Monday, February 26, 2007

The Practicing Progressive

Issue 12
February 26, 2007

This past Sunday, I had the privilege of being on the front lines of one more tactical offensive in the growing movement many are calling: The New Reformation. Although to be entirely truthful I wasn’t actually on the front line. It was more like seven pews back.

Worshipping at All Saints Episcopal Church in Pasadena this California winter has brought an added and unforeseen benefit to my initial intention of simply avoiding the snow and cold of Colorado for the first time in 25 years. All Saints may be familiar to some of you via their recent encounter with the Internal Revenue Service. Seems there are some in the IRS who take offense at the “political nature” of the preaching at All Saints and have initiated governmental action to remove the congregation’s tax-exempt status. All of this is being done by agents with straight faces even as they allow far larger congregations to engage in all kinds of political activities including sermons designating who one should vote for and publications threatening excommunication if one doesn’t. The difference, of course, is that All Saints leans left in their activities while the bigger, richer, more powerful churches lean way to the right, right toward the White House.

All of us have watched as cherished liberties and constitutional mandates have eroded these past six years. This assault in Pasadena is simply one more example of the kind of tyranny taking place these days. Nevertheless, All Saints continues its compassionate ways whether the government likes it or not which leads me back to Sunday’s front line action.

But it wasn’t governmental sanctions All Saints was battling Sunday.
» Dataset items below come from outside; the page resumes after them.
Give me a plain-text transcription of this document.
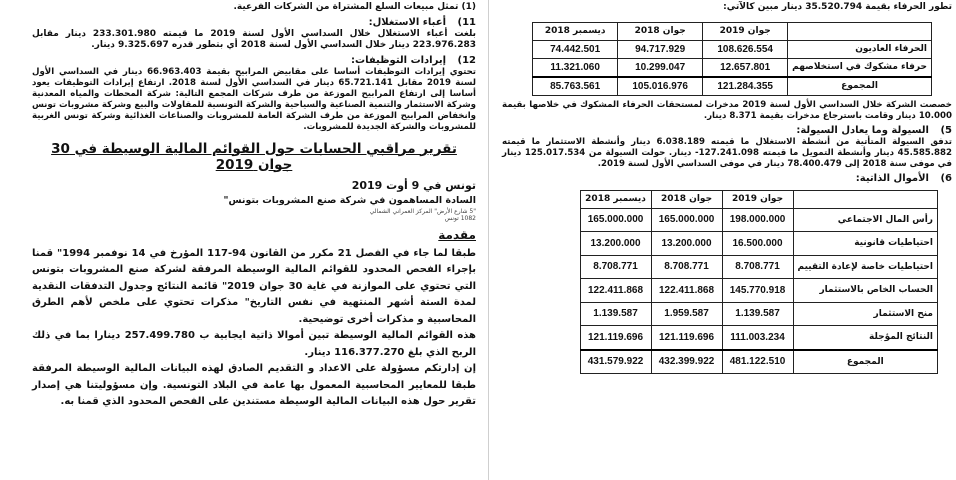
(1) تمثل مبيعات السلع المشتراة من الشركات الفرعية.

11) أعباء الاستغلال:

بلغت أعباء الاستغلال خلال السداسي الأول لسنة 2019 ما قيمته 233.301.980 دينار مقابل 223.976.283 دينار خلال السداسي الأول لسنة 2018 أي بتطور قدره 9.325.697 دينار.

12) إيرادات التوظيفات:

تحتوي إيرادات التوظيفات أساسا على مقابيض المرابيح بقيمة 66.963.403 دينار في السداسي الأول لسنة 2019 مقابل 65.721.141 دينار في السداسي الأول لسنة 2018. ارتفاع إيرادات التوظيفات يعود أساسا إلى ارتفاع المرابيح الموزعة من طرف شركات المجمع التالية: شركة المحطات والمياه المعدنية وشركة الاستثمار والتنمية الصناعية والسياحية والشركة التونسية للمقاولات والبيع وشركة مشروبات تونس وانخفاض المرابيح الموزعة من طرف الشركة العامة للمشروبات والصناعات الغذائية وشركة تونس الغربية للمشروبات والشركة الجديدة للمشروبات.

تقرير مراقبي الحسابات حول القوائم المالية الوسيطة في 30 جوان 2019
تونس في 9 أوت 2019
السادة المساهمون في شركة صنع المشروبات بتونس"
"5 شارع الأرض" المركز العمراني الشمالي
1082 تونس
مقدمة

طبقا لما جاء في الفصل 21 مكرر من القانون 94-117 المؤرخ في 14 نوفمبر 1994" قمنا بإجراء الفحص المحدود للقوائم المالية الوسيطة المرفقة لشركة صنع المشروبات بتونس التي تحتوي على الموازنة في غاية 30 جوان 2019" قائمة النتائج وجدول التدفقات النقدية لمدة الستة أشهر المنتهية في نفس التاريخ" مذكرات تحتوي على ملخص لأهم الطرق المحاسبية و مذكرات أخرى توضيحية.

هذه القوائم المالية الوسيطة تبين أموالا ذاتية ايجابية ب 257.499.780 دينارا بما في ذلك الربح الذي بلغ 116.377.270 دينار.

إن إدارتكم مسؤولة على الاعداد و التقديم الصادق لهذه البيانات المالية الوسيطة المرفقة طبقا للمعايير المحاسبية المعمول بها عامة في البلاد التونسية. وإن مسؤوليتنا هي إصدار تقرير حول هذه البيانات المالية الوسيطة مستندين على الفحص المحدود الذي قمنا به.

تطور الحرفاء بقيمة 35.520.794 دينار مبين كالآتي:

	جوان 2019	جوان 2018	ديسمبر 2018
الحرفاء العاديون	108.626.554	94.717.929	74.442.501
حرفاء مشكوك في استخلاصهم	12.657.801	10.299.047	11.321.060
المجموع	121.284.355	105.016.976	85.763.561

خصصت الشركة خلال السداسي الأول لسنة 2019 مدخرات لمستحقات الحرفاء المشكوك في خلاصها بقيمة 10.000 دينار وقامت باسترجاع مدخرات بقيمة 8.371 دينار.

5) السيولة وما يعادل السيولة:

تدفق السيولة المتأتية من أنشطة الاستغلال ما قيمته 6.038.189 دينار وأنشطة الاستثمار ما قيمته 45.585.882 دينار وأنشطة التمويل ما قيمته 127.241.098- دينار. حولت السيولة من 125.017.534 دينار في موفى سنة 2018 إلى 78.400.479 دينار في موفى السداسي الأول لسنة 2019.

6) الأموال الذاتية:
	جوان 2019	جوان 2018	ديسمبر 2018
رأس المال الاجتماعي	198.000.000	165.000.000	165.000.000
احتياطيات قانونية	16.500.000	13.200.000	13.200.000
احتياطيات خاصة لإعادة التقييم	8.708.771	8.708.771	8.708.771
الحساب الخاص بالاستثمار	145.770.918	122.411.868	122.411.868
منح الاستثمار	1.139.587	1.959.587	1.139.587
النتائج المؤجلة	111.003.234	121.119.696	121.119.696
المجموع	481.122.510	432.399.922	431.579.922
These were ecclesiastical. You may have read of the recent confab in Tanzania of the primates of the Anglican Communion which resulted in an edict issued to the Episcopal Church in America to “fast” from ordaining gays and lesbians or officiating at same-sex blessing ceremonies during the forty days of Lent. A reasonable request one might concede…as long as one is not gay or lesbian. In that case, the call for fasting is nothing more than the perpetuation of policies that have kept our homosexual brothers and sisters from full participation in congregational life.
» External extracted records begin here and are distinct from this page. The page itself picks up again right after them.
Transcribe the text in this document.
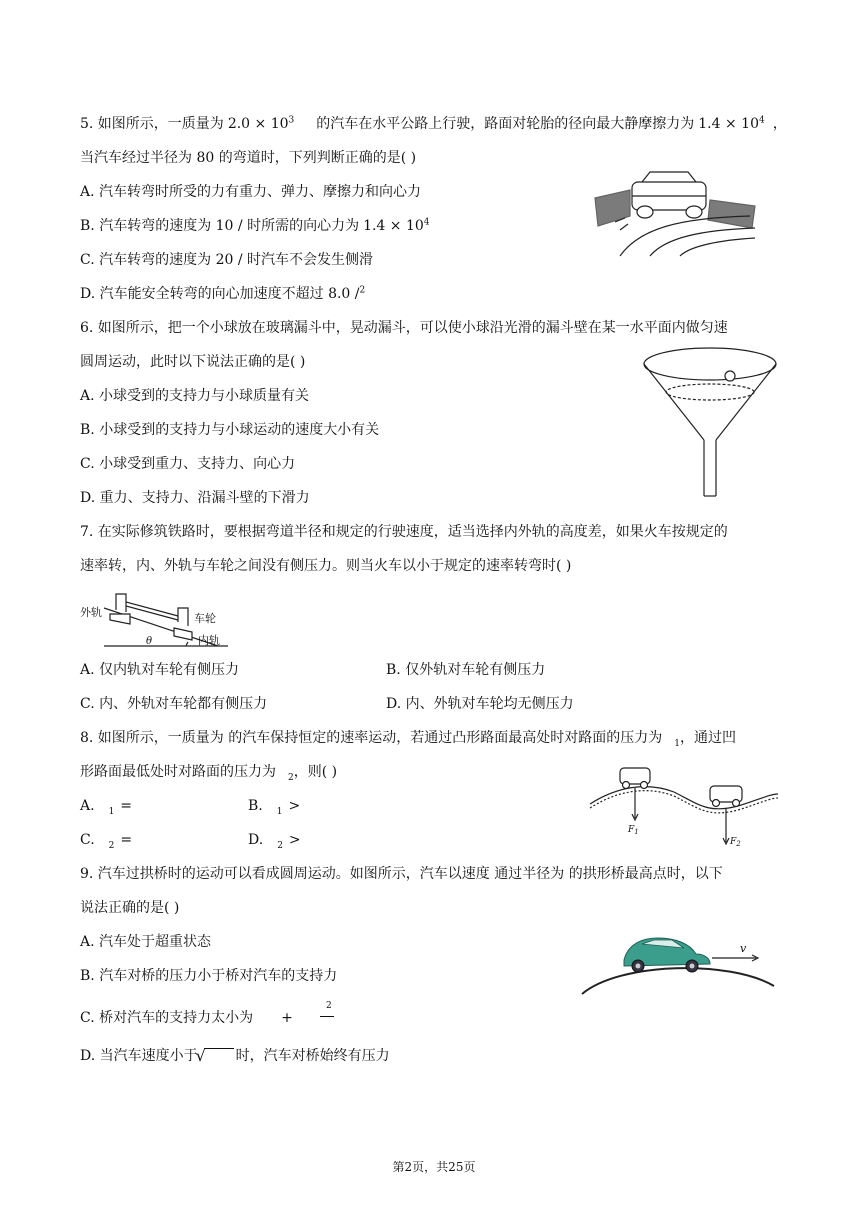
5. 如图所示，一质量为 $2.0 \times 10^3$ 的汽车在水平公路上行驶，路面对轮胎的径向最大静摩擦力为 $1.4 \times 10^4$ ，
当汽车经过半径为 80 的弯道时，下列判断正确的是( )
A. 汽车转弯时所受的力有重力、弹力、摩擦力和向心力
B. 汽车转弯的速度为 10 / 时所需的向心力为 $1.4 \times 10^4$
C. 汽车转弯的速度为 20 / 时汽车不会发生侧滑
D. 汽车能安全转弯的向心加速度不超过 8.0 /$^2$
6. 如图所示，把一个小球放在玻璃漏斗中，晃动漏斗，可以使小球沿光滑的漏斗壁在某一水平面内做匀速
圆周运动，此时以下说法正确的是( )
A. 小球受到的支持力与小球质量有关
B. 小球受到的支持力与小球运动的速度大小有关
C. 小球受到重力、支持力、向心力
D. 重力、支持力、沿漏斗壁的下滑力
7. 在实际修筑铁路时，要根据弯道半径和规定的行驶速度，适当选择内外轨的高度差，如果火车按规定的
速率转，内、外轨与车轮之间没有侧压力。则当火车以小于规定的速率转弯时( )
外轨	车轮
内轨
θ
A. 仅内轨对车轮有侧压力	B. 仅外轨对车轮有侧压力
C. 内、外轨对车轮都有侧压力	D. 内、外轨对车轮均无侧压力
8. 如图所示，一质量为 的汽车保持恒定的速率运动，若通过凸形路面最高处时对路面的压力为 $_1$，通过凹
形路面最低处时对路面的压力为 $_2$，则( )
A. $_1$ =	B. $_1$ >
C. $_2$ =	D. $_2$ >
$F_1$
$F_2$
9. 汽车过拱桥时的运动可以看成圆周运动。如图所示，汽车以速度 通过半径为 的拱形桥最高点时，以下
说法正确的是( )
A. 汽车处于超重状态
B. 汽车对桥的压力小于桥对汽车的支持力
C. 桥对汽车的支持力太小为 +
2
D. 当汽车速度小于
√ 时，汽车对桥始终有压力
v
第2页，共25页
In his sermon on Sunday, Ed Bacon, rector of All Saints, reminded us that we must never fast from justice, never abstain from seeking the compassionate way of Christ. He then announced that the All Saints congregation would continue to include all people, without exceptions, in the life of the parish. There will be no cessation in the church’s commitment to inclusive ministry, Bacon proclaimed, and the congregation rose up from their pews and applauded as one.

It was a moving moment to be sure but more than that, it was one more clear declaration that the New Reformation is continuing to capture the hearts and minds of more and more Christians who find the compassion-centered teachings of Jesus far more compelling than the too often restrictive regulations of the institutional church.

Although it is in its infancy, the New Reformation is beginning to grow and the evidence can be found in similar acts of compassion coming out of congregations and individual Christians all around the world. If my correspondence is any indication, and I certainly believe it is, adherents to the New Reformation are making themselves heard both within and without most denominations. A plethora of blogs and websites are being created in cyberspace to provide forums for this emerging movement. Here are just a few: www.radicalfaith.org., www.tcpc.org., www.pcnbritain.org.uk., www.progressivechristiansuniting.org. and, my personal favorite, www.reconstructingchristianity.blogspot.org. There are literally hundreds of others and more forming every day and they are indicative of something new and exciting making its way into the life of the church…whether the church is ready or not.

On Sunday, the Christians that surrounded me at All Saints Church made it very clear that they were more than ready. Onward!